Collopy was scheduled for 12-hour shifts, which often stretched to 18 or 20 hours. Cohabiting a building with the 9-1-1 communications center meant bringing a sleeping bag and sharing living quarters, bunk room, kitchen, and showers.
“I was the safety net watching the weather for healthcare providers across the whole county,” Collopy says. “I had to share this information with everyone without having any idea what the medical needs were. Wind speed, sustained wind speeds, gusts, tornadoes—this is essential for everyone to know so the EMS providers, police officers, and firefighters are safe.”
During storms NHRMC EMS operations are shut down for safety reasons in a phased manner: At 35 mph sustained wind speed, EMS is not allowed to use high-rise bridges; with sustained 50 mph winds, all of EMS shuts down. At that point Collopy helped coordinate the transfer of critical patients who still needed the expert care at NHRMC but for whom normal transport resources weren’t available. As the storm approached, a patient was moved in a Coast Guard helicopter in high winds too dangerous for a medical helicopter. Later staff coordinated with the military to use a military ambulance and high-wheel-clearance Humvee to pick up a patient in need of immediate care.
Collopy stayed focused on the job at hand: “What’s important [in that situation] is that I remain ignorant of all the nuances of the other patients who need help, because I’m working on that one patient who needs help to be moved,” he says.
And while he was focused on his tasks as a coordinator, Collopy was grateful for his experience as a paramedic. He says there are many roles EMS providers can fill in disaster and response.
“We are essentially helping do that essential task of ‘sick/not sick’ in an EOC,” he says. “We are helping with triage in a totally different context. Being able to apply triage there is pretty profound.”
The Real Test
Florence did not leave quickly. For 36 hours hurricane-force winds pounded the region and the EOC continued to plan for the aftereffects of the storm. Some 200,000 people in the area would need potable water and food for seven days, as the area was essentially cut off from all services. Roads were flooded or impassable. But when they opened and emergency vehicles were returning to service, there would be needs for diesel fuel.

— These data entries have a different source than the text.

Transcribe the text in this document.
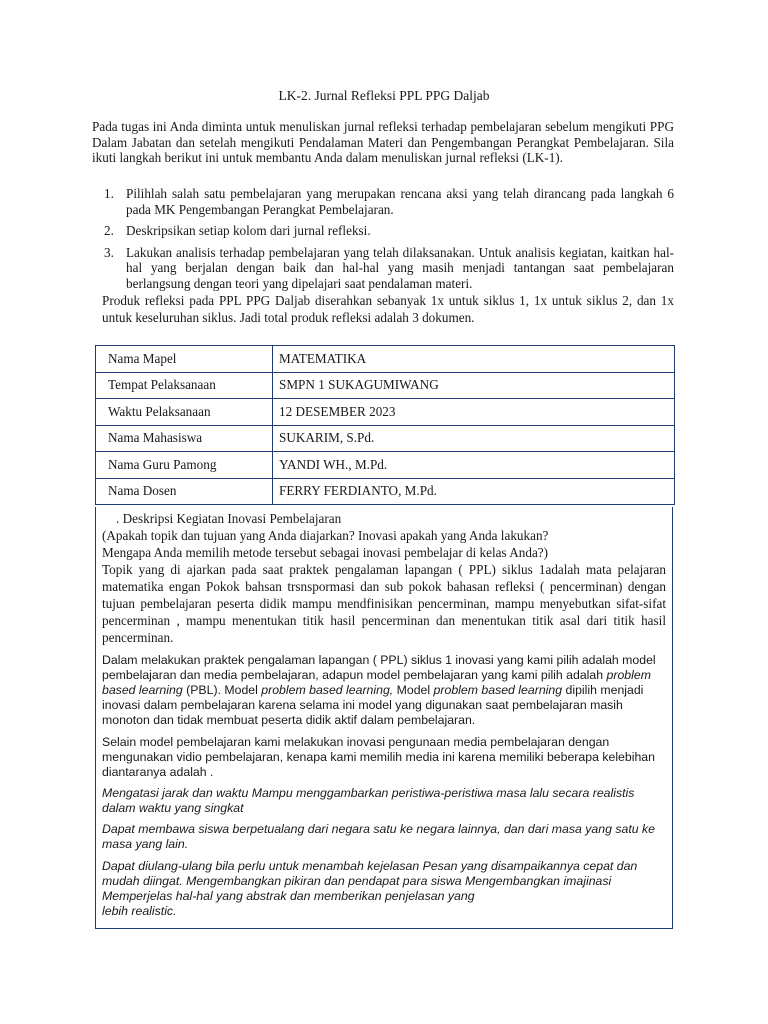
LK-2. Jurnal Refleksi PPL PPG Daljab
Pada tugas ini Anda diminta untuk menuliskan jurnal refleksi terhadap pembelajaran sebelum mengikuti PPG Dalam Jabatan dan setelah mengikuti Pendalaman Materi dan Pengembangan Perangkat Pembelajaran. Sila ikuti langkah berikut ini untuk membantu Anda dalam menuliskan jurnal refleksi (LK-1).
1. Pilihlah salah satu pembelajaran yang merupakan rencana aksi yang telah dirancang pada langkah 6 pada MK Pengembangan Perangkat Pembelajaran.
2. Deskripsikan setiap kolom dari jurnal refleksi.
3. Lakukan analisis terhadap pembelajaran yang telah dilaksanakan. Untuk analisis kegiatan, kaitkan hal-hal yang berjalan dengan baik dan hal-hal yang masih menjadi tantangan saat pembelajaran berlangsung dengan teori yang dipelajari saat pendalaman materi.
Produk refleksi pada PPL PPG Daljab diserahkan sebanyak 1x untuk siklus 1, 1x untuk siklus 2, dan 1x untuk keseluruhan siklus. Jadi total produk refleksi adalah 3 dokumen.
Nama Mapel	MATEMATIKA
Tempat Pelaksanaan	SMPN 1 SUKAGUMIWANG
Waktu Pelaksanaan	12 DESEMBER 2023
Nama Mahasiswa	SUKARIM, S.Pd.
Nama Guru Pamong	YANDI WH., M.Pd.
Nama Dosen	FERRY FERDIANTO, M.Pd.

. Deskripsi Kegiatan Inovasi Pembelajaran

(Apakah topik dan tujuan yang Anda diajarkan? Inovasi apakah yang Anda lakukan?

Mengapa Anda memilih metode tersebut sebagai inovasi pembelajar di kelas Anda?)

Topik yang di ajarkan pada saat praktek pengalaman lapangan ( PPL) siklus 1adalah mata pelajaran matematika engan Pokok bahsan trsnspormasi dan sub pokok bahasan refleksi ( pencerminan) dengan tujuan pembelajaran peserta didik mampu mendfinisikan pencerminan, mampu menyebutkan sifat-sifat pencerminan , mampu menentukan titik hasil pencerminan dan menentukan titik asal dari titik hasil pencerminan.

Dalam melakukan praktek pengalaman lapangan ( PPL) siklus 1 inovasi yang kami pilih adalah model pembelajaran dan media pembelajaran, adapun model pembelajaran yang kami pilih adalah problem based learning (PBL). Model problem based learning, Model problem based learning dipilih menjadi inovasi dalam pembelajaran karena selama ini model yang digunakan saat pembelajaran masih monoton dan tidak membuat peserta didik aktif dalam pembelajaran.

Selain model pembelajaran kami melakukan inovasi pengunaan media pembelajaran dengan mengunakan vidio pembelajaran, kenapa kami memilih media ini karena memiliki beberapa kelebihan diantaranya adalah .

Mengatasi jarak dan waktu Mampu menggambarkan peristiwa-peristiwa masa lalu secara realistis dalam waktu yang singkat

Dapat membawa siswa berpetualang dari negara satu ke negara lainnya, dan dari masa yang satu ke masa yang lain.

Dapat diulang-ulang bila perlu untuk menambah kejelasan Pesan yang disampaikannya cepat dan mudah diingat. Mengembangkan pikiran dan pendapat para siswa Mengembangkan imajinasi Memperjelas hal-hal yang abstrak dan memberikan penjelasan yang

lebih realistic.
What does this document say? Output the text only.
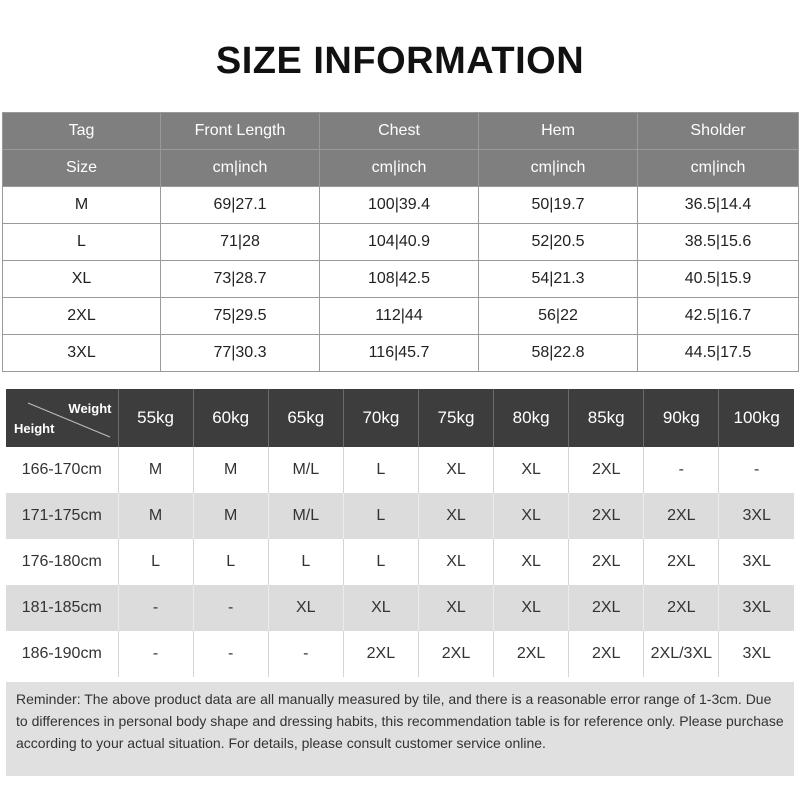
SIZE INFORMATION
Tag	Front Length	Chest	Hem	Sholder
Size	cm|inch	cm|inch	cm|inch	cm|inch
M	69|27.1	100|39.4	50|19.7	36.5|14.4
L	71|28	104|40.9	52|20.5	38.5|15.6
XL	73|28.7	108|42.5	54|21.3	40.5|15.9
2XL	75|29.5	112|44	56|22	42.5|16.7
3XL	77|30.3	116|45.7	58|22.8	44.5|17.5
Weight
Height	55kg	60kg	65kg	70kg	75kg	80kg	85kg	90kg	100kg
166-170cm	M	M	M/L	L	XL	XL	2XL	-	-
171-175cm	M	M	M/L	L	XL	XL	2XL	2XL	3XL
176-180cm	L	L	L	L	XL	XL	2XL	2XL	3XL
181-185cm	-	-	XL	XL	XL	XL	2XL	2XL	3XL
186-190cm	-	-	-	2XL	2XL	2XL	2XL	2XL/3XL	3XL
Reminder: The above product data are all manually measured by tile, and there is a reasonable error range of 1-3cm. Due to differences in personal body shape and dressing habits, this recommendation table is for reference only. Please purchase according to your actual situation. For details, please consult customer service online.
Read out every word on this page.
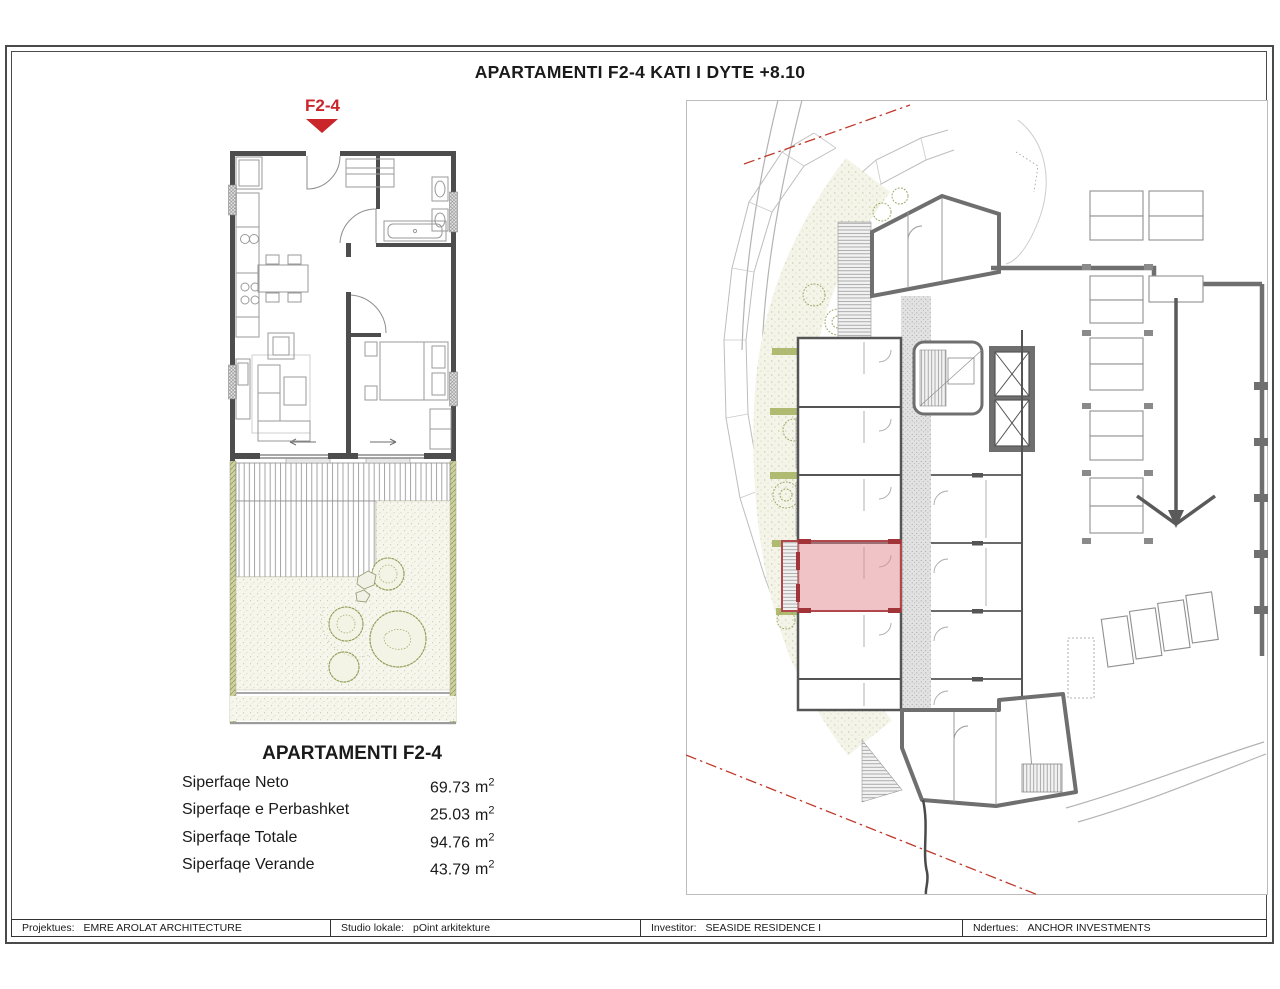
APARTAMENTI F2-4 KATI I DYTE +8.10
F2-4
APARTAMENTI F2-4
Siperfaqe Neto	69.73 $m^2$
Siperfaqe e Perbashket	25.03 $m^2$
Siperfaqe Totale	94.76 $m^2$
Siperfaqe Verande	43.79 $m^2$
Projektues: EMRE AROLAT ARCHITECTURE	Studio lokale: pOint arkitekture	Investitor: SEASIDE RESIDENCE I	Ndertues: ANCHOR INVESTMENTS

Numerous staff were unable to get home, remaining stationed at the hospital for days without relief. NHRMC paid building-service personnel, food-service workers, EMS, and nurses for 24 hours a day until they were able to go home. When more than 50 NHRMC employees’ homes sustained damage, the hospital set up a fund to assist them.
During the storm Collopy tried to get replacements back to the hospital to relieve their coworkers, but all the helicopters were being used for critical rescues. Thankfully a local congressman, David Rouzer, who was at the airport awaiting a scheduled aerial survey flight, offered the use of the military transport so employees could get back to NHRMC.
Through it all Collopy was reminded often that he could be proud to work for NHRMC, because they knew how to handle a difficult stretch of patient care and operations challenges.
“Day-to-day operations should be easy for an organization,” he says. “But the real test is how they perform in a crisis.”
Collopy says while it was difficult to not be out in the field, he has utmost respect for the teams responding every single day.
“I trust the job they’re doing, even though I was isolated and did not see any of them for nine days,” he says. “I will affect patients positively by coordinating resources effectively. While it’s extremely stressful because everyone who reaches out to me feels they have the most important need on the planet right now, that’s not wrong—it’s just human nature.”